June 2010 Update - Secure Multi-tenant Infrastructure
NetApp, Cisco, and VMware have taken a lead in describing secure multi-tenant infrastructure, showing the market “how it’s done”. The reason is obvious: security integration is the path to the cloud and resilient virtual computing infrastructure (infrastructure 2.0) in general. Integration is the key.
A secure, integrated virtual infrastructure is the holy grail for data center managers and cloud operators, and achieving the benefits in improved utilization, greater flexibility, faster time to market for new applications and services through the cloud at lower unit costs is only possible through integration. Forget about end-to-end security, and look to integration. Integration is as important as the technology itself, and security is a key enabler for workloads, particularly those in the higher tiers requiring proven, trusted security across server, storage, and network layers. Businesses moving to the virtual stack should demand a well defined and open framework of security integration across products, hardware and software, and human capital, at an acceptable cost, as they make this journey toward a virtual infrastructure supporting both private and open cloud environments.
Secure Virtual Infrastructure
NetApp, Cisco, and VMWare have detailed their approach to security integration in a document titled the Cloud Security Architecture.

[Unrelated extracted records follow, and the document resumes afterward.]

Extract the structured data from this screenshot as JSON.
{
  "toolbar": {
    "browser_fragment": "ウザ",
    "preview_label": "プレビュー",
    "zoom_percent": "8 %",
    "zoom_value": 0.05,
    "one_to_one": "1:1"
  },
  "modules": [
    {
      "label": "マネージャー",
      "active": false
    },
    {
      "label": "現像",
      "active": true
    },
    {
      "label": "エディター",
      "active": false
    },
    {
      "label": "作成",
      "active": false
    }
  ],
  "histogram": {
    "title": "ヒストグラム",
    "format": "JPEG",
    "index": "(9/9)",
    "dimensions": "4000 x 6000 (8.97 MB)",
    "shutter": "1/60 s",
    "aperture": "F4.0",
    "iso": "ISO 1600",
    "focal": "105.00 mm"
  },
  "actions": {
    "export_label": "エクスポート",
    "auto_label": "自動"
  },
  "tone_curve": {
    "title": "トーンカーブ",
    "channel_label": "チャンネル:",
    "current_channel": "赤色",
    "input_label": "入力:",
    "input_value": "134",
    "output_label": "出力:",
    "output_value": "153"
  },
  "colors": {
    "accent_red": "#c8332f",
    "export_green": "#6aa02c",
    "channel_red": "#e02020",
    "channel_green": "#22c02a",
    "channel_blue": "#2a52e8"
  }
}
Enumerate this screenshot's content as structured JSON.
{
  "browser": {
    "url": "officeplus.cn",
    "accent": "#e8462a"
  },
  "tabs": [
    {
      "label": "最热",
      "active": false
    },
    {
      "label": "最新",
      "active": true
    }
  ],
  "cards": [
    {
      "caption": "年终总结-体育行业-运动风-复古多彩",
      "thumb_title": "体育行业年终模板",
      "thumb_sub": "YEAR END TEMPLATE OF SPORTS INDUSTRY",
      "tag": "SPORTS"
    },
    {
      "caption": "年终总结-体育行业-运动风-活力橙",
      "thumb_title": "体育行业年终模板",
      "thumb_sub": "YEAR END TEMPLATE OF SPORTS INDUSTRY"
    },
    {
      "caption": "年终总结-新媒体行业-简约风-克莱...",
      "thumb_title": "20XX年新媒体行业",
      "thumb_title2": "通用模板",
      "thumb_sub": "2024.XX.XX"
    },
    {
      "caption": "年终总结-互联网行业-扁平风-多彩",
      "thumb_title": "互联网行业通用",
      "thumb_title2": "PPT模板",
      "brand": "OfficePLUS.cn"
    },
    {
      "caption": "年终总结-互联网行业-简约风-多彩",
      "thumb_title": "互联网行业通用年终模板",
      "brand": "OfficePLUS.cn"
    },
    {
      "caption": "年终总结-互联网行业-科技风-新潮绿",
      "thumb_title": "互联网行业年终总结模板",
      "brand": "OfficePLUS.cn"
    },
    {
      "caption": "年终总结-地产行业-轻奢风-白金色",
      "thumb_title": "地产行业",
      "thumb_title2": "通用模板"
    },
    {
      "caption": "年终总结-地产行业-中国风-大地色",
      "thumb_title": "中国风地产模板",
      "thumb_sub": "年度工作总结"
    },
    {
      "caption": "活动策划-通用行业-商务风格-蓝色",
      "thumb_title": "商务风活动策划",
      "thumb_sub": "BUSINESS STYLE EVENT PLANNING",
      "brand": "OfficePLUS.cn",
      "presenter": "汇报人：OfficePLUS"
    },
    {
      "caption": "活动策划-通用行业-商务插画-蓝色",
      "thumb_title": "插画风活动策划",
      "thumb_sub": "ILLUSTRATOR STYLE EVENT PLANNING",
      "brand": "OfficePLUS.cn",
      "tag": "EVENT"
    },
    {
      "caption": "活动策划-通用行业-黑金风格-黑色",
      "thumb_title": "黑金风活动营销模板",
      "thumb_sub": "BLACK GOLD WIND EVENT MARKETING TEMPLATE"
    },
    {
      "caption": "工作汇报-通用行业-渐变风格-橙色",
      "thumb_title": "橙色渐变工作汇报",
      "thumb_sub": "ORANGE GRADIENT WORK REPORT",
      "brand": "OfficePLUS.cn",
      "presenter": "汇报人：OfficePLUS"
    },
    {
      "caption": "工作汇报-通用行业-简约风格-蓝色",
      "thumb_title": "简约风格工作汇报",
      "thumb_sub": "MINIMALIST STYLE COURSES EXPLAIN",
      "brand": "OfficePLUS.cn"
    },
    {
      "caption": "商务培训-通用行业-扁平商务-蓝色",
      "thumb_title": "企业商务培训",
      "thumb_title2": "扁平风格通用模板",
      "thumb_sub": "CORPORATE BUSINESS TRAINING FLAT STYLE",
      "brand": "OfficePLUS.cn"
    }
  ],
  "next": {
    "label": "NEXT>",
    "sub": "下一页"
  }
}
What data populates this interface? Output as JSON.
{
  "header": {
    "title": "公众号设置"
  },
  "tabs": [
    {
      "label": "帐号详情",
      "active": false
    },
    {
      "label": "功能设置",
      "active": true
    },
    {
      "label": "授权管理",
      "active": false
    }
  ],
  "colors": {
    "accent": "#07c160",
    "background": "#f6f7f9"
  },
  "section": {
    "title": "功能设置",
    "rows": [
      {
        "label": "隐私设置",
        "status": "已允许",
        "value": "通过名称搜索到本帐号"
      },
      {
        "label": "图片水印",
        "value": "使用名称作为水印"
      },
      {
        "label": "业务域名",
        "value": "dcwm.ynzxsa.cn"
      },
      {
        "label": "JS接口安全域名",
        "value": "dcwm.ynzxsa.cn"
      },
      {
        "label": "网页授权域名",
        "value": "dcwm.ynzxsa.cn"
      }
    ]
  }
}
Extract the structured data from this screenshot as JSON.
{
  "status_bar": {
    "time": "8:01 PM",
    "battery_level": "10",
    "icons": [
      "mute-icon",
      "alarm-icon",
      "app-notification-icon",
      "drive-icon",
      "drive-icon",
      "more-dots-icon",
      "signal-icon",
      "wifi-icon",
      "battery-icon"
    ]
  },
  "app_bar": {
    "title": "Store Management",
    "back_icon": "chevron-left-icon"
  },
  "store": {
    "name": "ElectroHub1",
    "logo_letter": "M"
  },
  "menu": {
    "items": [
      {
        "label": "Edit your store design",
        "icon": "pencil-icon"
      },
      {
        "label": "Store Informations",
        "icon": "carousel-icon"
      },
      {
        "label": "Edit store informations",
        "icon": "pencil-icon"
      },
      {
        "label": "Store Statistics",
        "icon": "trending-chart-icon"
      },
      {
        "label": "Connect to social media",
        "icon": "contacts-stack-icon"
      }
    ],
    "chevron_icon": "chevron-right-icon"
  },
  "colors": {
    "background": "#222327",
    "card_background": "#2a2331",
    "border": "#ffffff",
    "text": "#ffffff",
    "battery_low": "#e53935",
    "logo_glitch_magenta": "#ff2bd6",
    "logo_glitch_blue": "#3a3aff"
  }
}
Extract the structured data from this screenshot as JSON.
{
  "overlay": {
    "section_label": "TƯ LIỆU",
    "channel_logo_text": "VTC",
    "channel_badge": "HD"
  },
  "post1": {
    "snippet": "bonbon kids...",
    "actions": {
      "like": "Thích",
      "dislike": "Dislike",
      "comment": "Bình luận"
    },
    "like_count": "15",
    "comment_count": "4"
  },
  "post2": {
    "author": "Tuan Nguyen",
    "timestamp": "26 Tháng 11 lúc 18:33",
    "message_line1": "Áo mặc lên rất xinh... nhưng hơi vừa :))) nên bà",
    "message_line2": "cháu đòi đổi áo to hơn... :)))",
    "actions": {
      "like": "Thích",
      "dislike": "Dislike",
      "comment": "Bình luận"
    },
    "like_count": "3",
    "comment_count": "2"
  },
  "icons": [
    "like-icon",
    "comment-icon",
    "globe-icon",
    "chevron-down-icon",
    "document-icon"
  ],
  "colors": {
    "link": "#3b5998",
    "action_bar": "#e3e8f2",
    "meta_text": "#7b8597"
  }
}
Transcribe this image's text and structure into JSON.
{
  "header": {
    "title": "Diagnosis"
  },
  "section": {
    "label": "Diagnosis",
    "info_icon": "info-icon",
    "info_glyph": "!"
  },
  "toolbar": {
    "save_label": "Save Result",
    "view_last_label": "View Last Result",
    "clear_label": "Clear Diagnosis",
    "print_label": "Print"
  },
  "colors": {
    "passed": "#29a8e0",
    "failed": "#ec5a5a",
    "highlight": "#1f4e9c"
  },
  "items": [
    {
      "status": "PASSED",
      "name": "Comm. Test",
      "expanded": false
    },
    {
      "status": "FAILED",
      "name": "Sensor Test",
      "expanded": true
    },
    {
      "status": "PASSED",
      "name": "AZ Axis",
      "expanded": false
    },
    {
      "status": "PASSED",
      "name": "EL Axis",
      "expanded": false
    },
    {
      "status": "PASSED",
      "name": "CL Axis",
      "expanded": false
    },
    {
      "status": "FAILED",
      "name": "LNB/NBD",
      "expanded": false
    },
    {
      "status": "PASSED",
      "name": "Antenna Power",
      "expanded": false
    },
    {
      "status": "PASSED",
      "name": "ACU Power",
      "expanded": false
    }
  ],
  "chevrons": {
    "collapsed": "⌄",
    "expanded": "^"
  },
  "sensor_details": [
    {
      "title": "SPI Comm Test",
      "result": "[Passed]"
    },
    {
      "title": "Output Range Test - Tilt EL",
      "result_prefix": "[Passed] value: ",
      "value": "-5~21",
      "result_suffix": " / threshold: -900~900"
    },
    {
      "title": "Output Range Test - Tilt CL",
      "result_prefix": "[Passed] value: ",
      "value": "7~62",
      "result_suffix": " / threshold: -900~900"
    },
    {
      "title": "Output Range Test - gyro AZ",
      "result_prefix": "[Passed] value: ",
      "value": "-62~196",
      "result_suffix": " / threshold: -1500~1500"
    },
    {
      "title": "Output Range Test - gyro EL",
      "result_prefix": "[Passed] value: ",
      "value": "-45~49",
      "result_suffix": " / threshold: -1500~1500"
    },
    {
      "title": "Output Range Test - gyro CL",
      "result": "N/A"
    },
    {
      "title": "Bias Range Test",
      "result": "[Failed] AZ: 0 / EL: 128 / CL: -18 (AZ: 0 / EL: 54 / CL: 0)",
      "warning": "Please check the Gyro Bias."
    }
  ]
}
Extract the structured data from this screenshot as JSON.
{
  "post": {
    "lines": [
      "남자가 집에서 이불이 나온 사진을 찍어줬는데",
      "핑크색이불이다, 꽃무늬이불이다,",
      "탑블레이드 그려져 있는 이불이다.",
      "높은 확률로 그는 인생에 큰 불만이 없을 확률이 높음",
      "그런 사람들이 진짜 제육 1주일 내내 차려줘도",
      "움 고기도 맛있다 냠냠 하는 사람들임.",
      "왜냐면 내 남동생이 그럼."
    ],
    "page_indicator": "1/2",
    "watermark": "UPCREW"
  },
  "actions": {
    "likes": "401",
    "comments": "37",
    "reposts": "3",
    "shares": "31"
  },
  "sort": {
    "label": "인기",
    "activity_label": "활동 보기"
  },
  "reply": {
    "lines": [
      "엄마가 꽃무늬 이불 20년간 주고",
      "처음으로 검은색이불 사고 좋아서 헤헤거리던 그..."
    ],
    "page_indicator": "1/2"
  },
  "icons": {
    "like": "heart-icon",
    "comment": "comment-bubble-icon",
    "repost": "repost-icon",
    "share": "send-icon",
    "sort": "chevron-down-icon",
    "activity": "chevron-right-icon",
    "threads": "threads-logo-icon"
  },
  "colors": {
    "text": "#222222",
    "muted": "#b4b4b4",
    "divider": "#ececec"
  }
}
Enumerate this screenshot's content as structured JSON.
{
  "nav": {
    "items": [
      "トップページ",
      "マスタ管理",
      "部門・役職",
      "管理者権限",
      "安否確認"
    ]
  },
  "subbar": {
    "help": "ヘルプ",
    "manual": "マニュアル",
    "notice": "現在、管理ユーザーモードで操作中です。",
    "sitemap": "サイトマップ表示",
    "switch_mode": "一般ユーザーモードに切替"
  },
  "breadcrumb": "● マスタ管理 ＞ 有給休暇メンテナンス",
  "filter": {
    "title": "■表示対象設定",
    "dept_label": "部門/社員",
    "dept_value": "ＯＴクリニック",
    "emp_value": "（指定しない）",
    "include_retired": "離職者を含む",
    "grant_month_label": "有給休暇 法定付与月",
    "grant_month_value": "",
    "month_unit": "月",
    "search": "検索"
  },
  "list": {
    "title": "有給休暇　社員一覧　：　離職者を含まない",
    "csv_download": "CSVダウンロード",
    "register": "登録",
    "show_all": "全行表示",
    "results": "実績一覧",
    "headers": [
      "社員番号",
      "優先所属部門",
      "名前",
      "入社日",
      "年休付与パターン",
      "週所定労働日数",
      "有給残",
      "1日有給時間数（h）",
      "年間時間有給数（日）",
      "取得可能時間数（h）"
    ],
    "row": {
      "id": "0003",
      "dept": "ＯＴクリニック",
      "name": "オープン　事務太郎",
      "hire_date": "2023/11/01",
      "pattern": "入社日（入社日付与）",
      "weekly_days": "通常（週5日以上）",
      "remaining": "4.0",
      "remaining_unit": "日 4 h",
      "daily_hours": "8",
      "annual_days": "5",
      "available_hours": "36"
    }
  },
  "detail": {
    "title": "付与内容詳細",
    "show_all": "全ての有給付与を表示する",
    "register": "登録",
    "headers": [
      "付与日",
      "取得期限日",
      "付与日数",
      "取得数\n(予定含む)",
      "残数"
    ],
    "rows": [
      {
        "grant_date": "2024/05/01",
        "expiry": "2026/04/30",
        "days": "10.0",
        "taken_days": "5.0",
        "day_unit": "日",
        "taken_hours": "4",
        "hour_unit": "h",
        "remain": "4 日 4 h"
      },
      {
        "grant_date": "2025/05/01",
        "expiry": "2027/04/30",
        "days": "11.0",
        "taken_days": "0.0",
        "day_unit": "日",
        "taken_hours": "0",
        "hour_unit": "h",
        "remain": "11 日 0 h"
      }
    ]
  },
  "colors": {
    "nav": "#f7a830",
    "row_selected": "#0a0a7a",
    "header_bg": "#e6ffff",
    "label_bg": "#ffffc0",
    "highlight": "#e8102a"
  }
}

The goal of this document is to demonstrate how to piece together component features into a cohesive security platform and achieve compliance, transparency in operations, recoverability, data assurance, etc. requirements of the user.
Although geared toward sales managers and engineers and not risk management or security professionals, the goal of the architecture is to produce a security virtual infrastructure (SVI) comprised of Netapp storage, Cisco compute and switching, and VMware software for trusted environments and critical enterprise applications operating in private and open cloud environements.
The architecture proposes a level of security assurance and resiliency in support of 4 primary service level components (referred to as “pillars”):
- Availability allows the infrastructure to meet the expectation of compute, network, and storage to always be available even in the event of failure.
- Secure Separation ensures one tenant does not have access to another tenant’s resources, such as virtual machine (VM), network bandwidth, and storage.
- Service Assurance provides isolated compute, network, and storage performance.
- Management is required to rapidly provision and manage resources and view resource availability.
Core technologies from each vendor that make up the security architecture are:
- VMware - vSphere, vCenter, with vShield Zones
- Cisco - Unified Computing System, Nexus Switches, MDS Switches, and
- NetApp - MultiStore with Data Motion and vFiler Units
In this architecture, each tenant in a multi-tenant environment (e.g., encapsulated application, virtual machine, associated metadata), plus the infrastructure resources required by the application including storage, compute, management, is encapsulated by a security and isolation layer comprised of virtual firewall features, policy management, access control lists, and compliance reporting. The virtual firewall features protect against cross-tenant access, and the policy, ACLs, and logging manage controls inside each tenant environment.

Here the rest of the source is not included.